There’s a passing mention of ISO9000 and Six Sigma, sounds kinda scary. Then there’s a wonderful part in which Charlie does his best to convey just how easy it is to learn this stuff. No need to go to some fancy university. No machine learning or any (shudder) computer programming involved. It came out of a book. From a book store.

“I just found it at Barnes & Noble,” he says, in a tone suggesting that this shit is basic.

What the writer is implying here is that this isn’t basic. That Charlie has some special gift. That Charlie is actually a genius (despite him attempting to explain how accessible this is).

Now, I get it – people might be turned off if you attempt to explain even the basics of queueing theory to them. There’s a good chance they’ll get lost and stop reading. But to ascribe the genius to a man (surrounded by a bunch of “ladies”) is just sloppy. Would it have been so hard to do a bit more homework?

Instead, we get one sentence about the rate at which gun descriptions can be typed up, in which Charlie proves that he (or was it one of the “ladies”?) can operate a stopwatch and do basic division. Charlie goes on to compare one queue with three servers vs three queues with one server each. Before we get to the point:

“There’s a whole science of mathematics behind queuing theory. So what we did was, I sat around trying to figure out what would be the best way to queue the traces up and punch them through….

“Let’s say yours is one hour, 60 minutes. Yours is one minute, yours is one minute, and yours is one minute, right? One minute, one minute, one minute, one minute…one, two, three minutes…”

In these moments, I realize that during his tenure here at the tracing center, and faced with the obstacle of no computerized search technology, Charlie went ahead and turned himself into the computer.

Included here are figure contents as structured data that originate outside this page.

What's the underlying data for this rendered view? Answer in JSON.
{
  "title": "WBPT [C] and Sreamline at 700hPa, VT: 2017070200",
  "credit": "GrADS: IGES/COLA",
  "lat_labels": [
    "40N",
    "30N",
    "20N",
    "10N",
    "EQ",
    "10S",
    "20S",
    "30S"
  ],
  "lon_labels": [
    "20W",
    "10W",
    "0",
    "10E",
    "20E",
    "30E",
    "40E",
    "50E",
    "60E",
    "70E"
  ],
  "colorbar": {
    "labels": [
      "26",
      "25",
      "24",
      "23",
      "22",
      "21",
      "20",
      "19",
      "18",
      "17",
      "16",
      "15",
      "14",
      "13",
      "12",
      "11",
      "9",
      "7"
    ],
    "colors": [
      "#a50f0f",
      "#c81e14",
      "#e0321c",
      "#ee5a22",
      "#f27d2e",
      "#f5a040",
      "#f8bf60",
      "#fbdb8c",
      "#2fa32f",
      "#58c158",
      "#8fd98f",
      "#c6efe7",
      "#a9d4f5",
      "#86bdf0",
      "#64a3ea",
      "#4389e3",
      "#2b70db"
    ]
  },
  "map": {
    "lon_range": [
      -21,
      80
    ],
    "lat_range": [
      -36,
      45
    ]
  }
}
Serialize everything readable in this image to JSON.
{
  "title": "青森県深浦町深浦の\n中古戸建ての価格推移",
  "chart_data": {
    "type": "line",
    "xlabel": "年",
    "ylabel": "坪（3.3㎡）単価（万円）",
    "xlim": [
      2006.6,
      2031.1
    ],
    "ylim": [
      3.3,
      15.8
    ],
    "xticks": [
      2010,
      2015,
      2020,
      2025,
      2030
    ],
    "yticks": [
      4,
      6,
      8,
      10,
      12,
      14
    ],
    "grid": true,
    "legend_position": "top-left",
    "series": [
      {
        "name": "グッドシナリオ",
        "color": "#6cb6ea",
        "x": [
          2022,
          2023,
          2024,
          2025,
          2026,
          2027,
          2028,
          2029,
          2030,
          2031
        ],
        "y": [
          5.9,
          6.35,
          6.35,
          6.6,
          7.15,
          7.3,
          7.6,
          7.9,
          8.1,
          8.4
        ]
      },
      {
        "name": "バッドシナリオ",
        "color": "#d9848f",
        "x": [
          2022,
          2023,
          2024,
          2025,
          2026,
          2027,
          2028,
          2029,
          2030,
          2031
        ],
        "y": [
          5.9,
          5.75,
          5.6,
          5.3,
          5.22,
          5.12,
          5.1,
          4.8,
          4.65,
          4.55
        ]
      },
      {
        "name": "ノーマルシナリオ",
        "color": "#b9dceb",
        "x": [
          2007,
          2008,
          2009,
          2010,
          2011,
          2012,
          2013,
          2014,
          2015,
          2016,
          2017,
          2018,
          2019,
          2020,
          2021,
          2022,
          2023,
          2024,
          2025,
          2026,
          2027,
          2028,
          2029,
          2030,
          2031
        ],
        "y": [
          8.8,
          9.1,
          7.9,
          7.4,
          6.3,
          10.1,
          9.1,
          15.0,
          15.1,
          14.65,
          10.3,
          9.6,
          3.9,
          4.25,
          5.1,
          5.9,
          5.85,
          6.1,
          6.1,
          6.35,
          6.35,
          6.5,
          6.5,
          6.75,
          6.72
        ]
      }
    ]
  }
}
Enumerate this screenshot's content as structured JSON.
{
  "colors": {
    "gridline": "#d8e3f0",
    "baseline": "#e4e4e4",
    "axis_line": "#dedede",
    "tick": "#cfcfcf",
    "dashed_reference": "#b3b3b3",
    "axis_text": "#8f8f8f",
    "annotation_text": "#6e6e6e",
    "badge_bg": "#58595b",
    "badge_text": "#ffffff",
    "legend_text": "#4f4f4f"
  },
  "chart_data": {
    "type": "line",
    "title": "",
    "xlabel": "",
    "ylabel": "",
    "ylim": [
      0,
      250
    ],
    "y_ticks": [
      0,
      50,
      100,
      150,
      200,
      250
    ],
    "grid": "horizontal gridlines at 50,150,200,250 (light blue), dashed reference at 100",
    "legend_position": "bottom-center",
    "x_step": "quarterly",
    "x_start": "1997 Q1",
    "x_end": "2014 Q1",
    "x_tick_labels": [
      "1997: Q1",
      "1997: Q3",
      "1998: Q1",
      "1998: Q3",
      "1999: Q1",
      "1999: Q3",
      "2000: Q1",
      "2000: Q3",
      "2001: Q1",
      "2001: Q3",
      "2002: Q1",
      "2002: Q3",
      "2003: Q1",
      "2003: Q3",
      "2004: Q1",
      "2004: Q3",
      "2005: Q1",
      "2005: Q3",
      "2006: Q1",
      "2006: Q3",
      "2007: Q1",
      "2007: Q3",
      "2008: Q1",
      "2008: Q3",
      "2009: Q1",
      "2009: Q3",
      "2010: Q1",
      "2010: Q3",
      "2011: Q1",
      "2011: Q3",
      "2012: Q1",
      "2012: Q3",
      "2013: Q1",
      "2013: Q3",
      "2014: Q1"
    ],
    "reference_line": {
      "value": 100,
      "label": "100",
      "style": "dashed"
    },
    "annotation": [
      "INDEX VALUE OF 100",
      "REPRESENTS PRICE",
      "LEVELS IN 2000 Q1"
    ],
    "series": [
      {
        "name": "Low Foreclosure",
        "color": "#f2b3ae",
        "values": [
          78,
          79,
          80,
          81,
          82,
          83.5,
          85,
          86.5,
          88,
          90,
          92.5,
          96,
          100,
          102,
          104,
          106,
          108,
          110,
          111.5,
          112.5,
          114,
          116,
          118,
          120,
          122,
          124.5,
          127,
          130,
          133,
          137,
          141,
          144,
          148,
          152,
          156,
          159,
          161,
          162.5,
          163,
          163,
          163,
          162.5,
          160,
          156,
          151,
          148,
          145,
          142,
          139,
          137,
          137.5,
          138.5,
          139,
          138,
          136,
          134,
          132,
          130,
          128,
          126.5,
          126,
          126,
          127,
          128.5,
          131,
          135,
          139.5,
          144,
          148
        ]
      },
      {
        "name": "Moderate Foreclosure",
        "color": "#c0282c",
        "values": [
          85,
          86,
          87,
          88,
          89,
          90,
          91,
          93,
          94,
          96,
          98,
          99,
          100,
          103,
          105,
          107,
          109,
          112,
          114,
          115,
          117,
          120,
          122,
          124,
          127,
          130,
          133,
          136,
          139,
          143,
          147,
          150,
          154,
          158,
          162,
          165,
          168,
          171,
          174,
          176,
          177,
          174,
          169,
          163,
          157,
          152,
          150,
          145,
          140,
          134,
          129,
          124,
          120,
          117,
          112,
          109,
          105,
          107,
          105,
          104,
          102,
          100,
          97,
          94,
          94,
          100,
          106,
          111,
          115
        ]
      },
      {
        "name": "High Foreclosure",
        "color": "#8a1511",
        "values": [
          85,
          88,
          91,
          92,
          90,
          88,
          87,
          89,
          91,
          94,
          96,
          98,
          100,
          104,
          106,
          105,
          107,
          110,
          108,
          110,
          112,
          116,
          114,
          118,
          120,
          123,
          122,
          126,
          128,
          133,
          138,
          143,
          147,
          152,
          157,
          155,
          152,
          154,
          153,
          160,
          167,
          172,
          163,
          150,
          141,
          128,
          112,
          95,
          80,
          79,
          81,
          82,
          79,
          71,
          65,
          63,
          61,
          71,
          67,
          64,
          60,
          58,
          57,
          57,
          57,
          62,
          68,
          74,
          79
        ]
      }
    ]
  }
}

No. Charlie did not turn himself into a computer. He learned a bit about statistics and queuing theory. Then they did some analysis of the demand and designed and implemented a better system. The new system sounds like it was focusing on shortening cycle time, constraining the amount of work in process and managing queues better. It may be counterintuitive, but it is not voodoo. And Charlie did not “turn himself into a computer”.

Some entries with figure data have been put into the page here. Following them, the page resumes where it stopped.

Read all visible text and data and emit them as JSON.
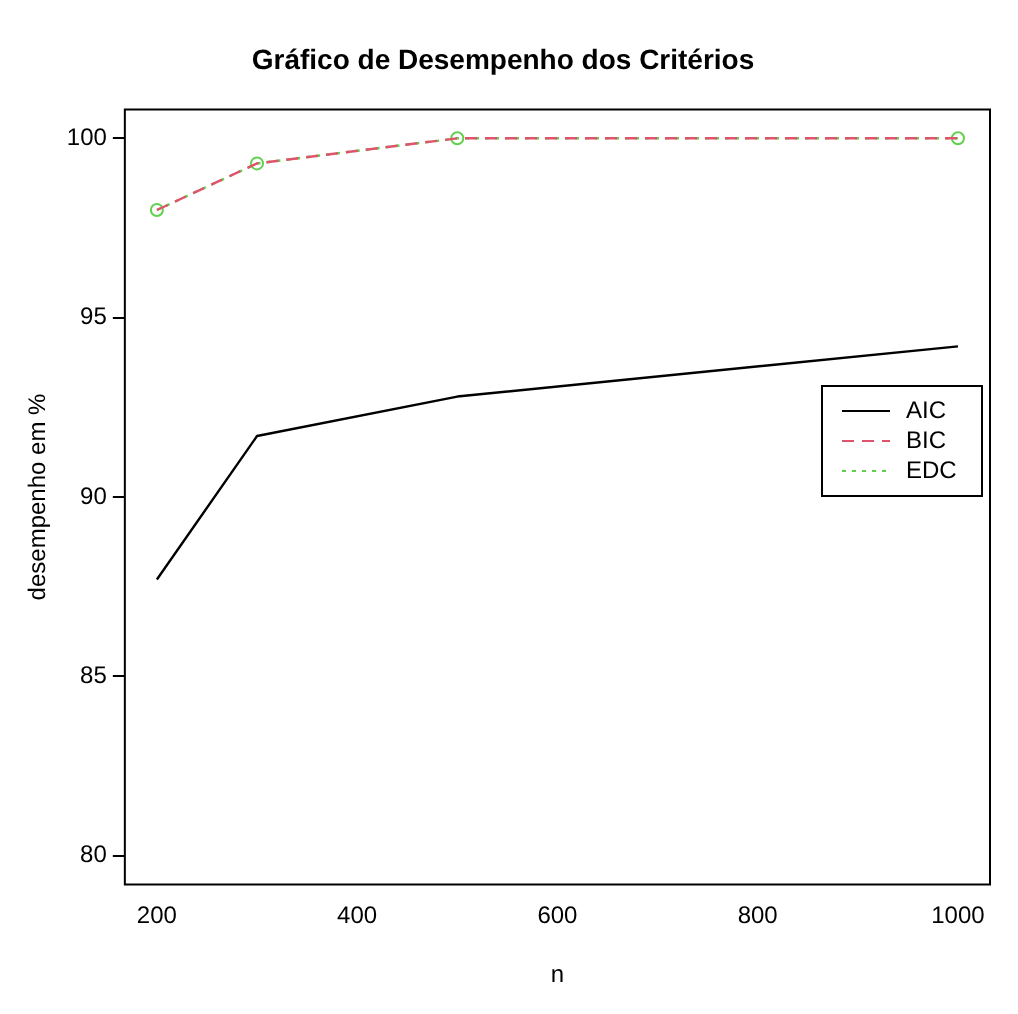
{
  "chart_data": {
    "type": "line",
    "title": "Gráfico de Desempenho dos Critérios",
    "xlabel": "n",
    "ylabel": "desempenho em %",
    "x": [
      200,
      300,
      500,
      1000
    ],
    "series": [
      {
        "name": "AIC",
        "color": "#000000",
        "values": [
          87.7,
          91.7,
          92.8,
          94.2
        ],
        "line_style": "solid",
        "marker": "none"
      },
      {
        "name": "BIC",
        "color": "#df536b",
        "values": [
          98.0,
          99.3,
          100,
          100
        ],
        "line_style": "dashed",
        "marker": "none"
      },
      {
        "name": "EDC",
        "color": "#61d04f",
        "values": [
          98.0,
          99.3,
          100,
          100
        ],
        "line_style": "dotted",
        "marker": "circle"
      }
    ],
    "xlim": [
      168,
      1032
    ],
    "ylim": [
      79.2,
      100.8
    ],
    "xticks": [
      200,
      400,
      600,
      800,
      1000
    ],
    "yticks": [
      80,
      85,
      90,
      95,
      100
    ],
    "grid": false,
    "legend": "right"
  }
}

Getting to More, better, Faster

From the scant details provided, the algorithm sounds similar to CD3 – Cost of Delay Divided by Duration. We hear a few stories of traces that were categorised as highly valuable and highly urgent: San Bernardino, Boston Marathon – basically anything that would feature as “breaking news” in the media is probably one of the “Very High Cost of Delay” traces, for which they probably drop other work, to punch these Black Swans through as quickly as possible. For other lower Cost of Delay traces, they’re clearly also taking into account an estimated Duration in working out an optimum order to process requests:

“…So now it’s 69, 72 minutes, divide by 4…4 goes into that once…32, 80…My turnaround time just became 18 minutes! I just shuffled you around in a different order. Average turnaround time. Right?”

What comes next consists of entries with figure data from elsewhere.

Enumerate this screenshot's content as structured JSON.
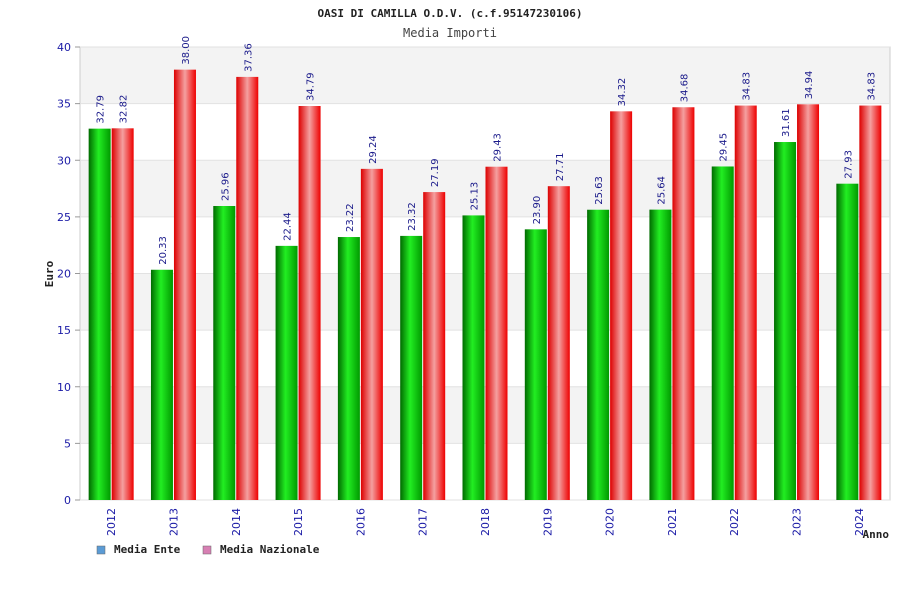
{
  "chart_data": {
    "type": "bar",
    "title": "OASI DI CAMILLA O.D.V. (c.f.95147230106)",
    "subtitle": "Media Importi",
    "xlabel": "Anno",
    "ylabel": "Euro",
    "ylim": [
      0,
      40
    ],
    "yticks": [
      0,
      5,
      10,
      15,
      20,
      25,
      30,
      35,
      40
    ],
    "grid": true,
    "legend_position": "bottom-left",
    "categories": [
      "2012",
      "2013",
      "2014",
      "2015",
      "2016",
      "2017",
      "2018",
      "2019",
      "2020",
      "2021",
      "2022",
      "2023",
      "2024"
    ],
    "series": [
      {
        "name": "Media Ente",
        "legend_color": "#5b9bd5",
        "bar_color": "#00b000",
        "values": [
          32.79,
          20.33,
          25.96,
          22.44,
          23.22,
          23.32,
          25.13,
          23.9,
          25.63,
          25.64,
          29.45,
          31.61,
          27.93
        ],
        "labels": [
          "32.79",
          "20.33",
          "25.96",
          "22.44",
          "23.22",
          "23.32",
          "25.13",
          "23.90",
          "25.63",
          "25.64",
          "29.45",
          "31.61",
          "27.93"
        ]
      },
      {
        "name": "Media Nazionale",
        "legend_color": "#d77fb3",
        "bar_color": "#ee1111",
        "values": [
          32.82,
          38.0,
          37.36,
          34.79,
          29.24,
          27.19,
          29.43,
          27.71,
          34.32,
          34.68,
          34.83,
          34.94,
          34.83
        ],
        "labels": [
          "32.82",
          "38.00",
          "37.36",
          "34.79",
          "29.24",
          "27.19",
          "29.43",
          "27.71",
          "34.32",
          "34.68",
          "34.83",
          "34.94",
          "34.83"
        ]
      }
    ]
  }
}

It doesn’t matter if I follow; he’s so happy about all this I want to clap. For five years Charlie took it upon himself to create a new workflow system for the tracing center, breaking down each step in the tracing process into equations, doing time-motion studies for actions as minute as how long on average it takes the ladies to go from their desks to the roll room. Every step was analyzed and rethought, the numbers crunched.

 Yes, it really does matter if you don’t follow! You owe it to us, your readers, to do a better job of explaining how, with the same budget, this team of people manage to do twice as much, twice as fast and with half the number of errors as before. It’s not magic. And ascribing this result to the innate genius of Charlie, the “human computer” is just plain wrong. It’s available to everyone, if they care to know.
I know this because we published quite similar results applying the very same understanding of queueing theory in using CD3 at Maersk Line. They halved their cycle time, increased their throughput by more than 20% and reduced errors by over 80%). We didn’t do that because I, or any of my team, is a human computer, at all.
Faster Delivery MaerskBetter Quality MaerskMore Value MaerskDelivering Cheaper Maersk
Yes, contrary to what you may have been told, or believe, this “shit” really is quite basic.